Author:
Jan Scholten

Book:

Wonderful Plants

Type:

Discussion

Chapter:

0.5.3

0.5.3 Discussion Phases

Division 7

Most clades are divided into 7, for example the Fabidae are divided into 7 orders. Each order is again divided into 7 families. In most cases the 7 groups are given by the Apg classification. Sometimes there are more or fewer groups. In those cases some groups have been split into 2 or 3 groups, for instance the Asparagales are split in Orchidales and the rest of the Asparagales. Sometimes groups, or families, are taken together.

The 7 Phases have a similar quality to that of the stages of the Carbon series and Silicon series. But they are a bit more abstract. I’ve named them Phases in order not to get confused with the 18 Stages. The numbers are not running parallel.

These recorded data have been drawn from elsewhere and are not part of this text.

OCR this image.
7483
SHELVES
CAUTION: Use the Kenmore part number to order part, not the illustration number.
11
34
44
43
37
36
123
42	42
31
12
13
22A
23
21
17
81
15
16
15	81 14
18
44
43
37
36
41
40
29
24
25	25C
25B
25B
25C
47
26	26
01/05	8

Division in 8, effectively 7

One can divide a group in a number of subgroups: 2, 3, 4.0

, 7, 10, or 100. In this book the basic division is in 7 groups. The number 7 is connected to the idea of a process, the cycle of life and death. We find the number 7 also strongly in the periodic system of the elements. There we see the 7 series, rows of the periodic system. And we see the 7 columns, especially in the 2nd and 3rd row, the Carbon and Silicon series. The number 7 seems to be given by nature here. Originally the division was in 8, as there are 8 columns in the Carbon and Silicon series. But the last column, Phase 8 or Phase 0, is a kind of denial state, a denial of what exists. It seems to be that this Phase does not exist in the Plant kingdom. It seems to be that only positive expressions are developed in nature. We see a similar thing happening with the series, the rows of the periodic system. There we see only 7 series as series, 8 or 0 does not exist.

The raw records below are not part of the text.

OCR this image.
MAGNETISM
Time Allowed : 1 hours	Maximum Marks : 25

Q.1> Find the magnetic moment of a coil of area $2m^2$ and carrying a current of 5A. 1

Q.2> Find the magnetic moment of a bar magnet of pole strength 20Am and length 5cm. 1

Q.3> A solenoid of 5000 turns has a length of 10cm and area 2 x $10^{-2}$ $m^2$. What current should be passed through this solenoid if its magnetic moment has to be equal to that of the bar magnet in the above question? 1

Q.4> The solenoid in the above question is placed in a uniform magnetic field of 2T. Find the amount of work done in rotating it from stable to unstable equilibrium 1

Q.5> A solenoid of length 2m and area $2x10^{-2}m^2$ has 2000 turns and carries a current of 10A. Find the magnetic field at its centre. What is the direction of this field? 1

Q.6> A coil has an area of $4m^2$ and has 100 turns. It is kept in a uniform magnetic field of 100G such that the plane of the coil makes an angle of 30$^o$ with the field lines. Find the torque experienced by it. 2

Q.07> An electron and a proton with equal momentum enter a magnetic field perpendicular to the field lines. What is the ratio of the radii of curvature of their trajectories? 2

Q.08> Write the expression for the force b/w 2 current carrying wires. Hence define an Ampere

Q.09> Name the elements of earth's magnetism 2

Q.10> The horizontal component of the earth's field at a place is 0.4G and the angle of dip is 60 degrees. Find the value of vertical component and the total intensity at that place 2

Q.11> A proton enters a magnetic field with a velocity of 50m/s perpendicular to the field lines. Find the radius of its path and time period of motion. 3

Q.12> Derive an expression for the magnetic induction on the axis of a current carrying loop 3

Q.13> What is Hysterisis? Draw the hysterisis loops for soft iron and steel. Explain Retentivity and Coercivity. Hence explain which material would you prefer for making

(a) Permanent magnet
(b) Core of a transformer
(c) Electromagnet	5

Divisions in 2, effectively in 1

In the periodic system we also see a division into 2 in the Hydrogen series. We could even say it is only one division when we leave out Phase 0. Then there is no real division, things are just seen as one. This happens frequently in the Apg classification, for instance the order of Acorales has only one family, Acoraceae. It is especially apparent in the introduction clades: Amborellales, Acorales, Arales, Ceratophyllales, Halogarales.

Divisions in 18, effectively in 17

The third division that we can see in a periodic system is that in 18 Stages, the 18 columns of the Iron and Silver series. One can leave out Stage 18 or 0 from the 18 stages. 17 Stages are left. These 17 stages are used to differentiate the members of families.

Divisions in 32.

The division in 32, the one we see in the Gold and Uranium series will not be used for the Plant kingdom.

Other divisions.

One could argue that divisions in 3, 12 or 24 would give better results. It is my experience that the divisions in 2, 8, 18 work fine. One reason for this is that they are given by nature. We can see that in the Periodic system. The mathematical formula behind the periodic system, the Schrödinger equation, leads automatically to those divisions of 2, 8 and 18 and 32. So the above divisions are more general than just limited to the Mineral kingdom and can easily be used for the Plant and Animal kingdom.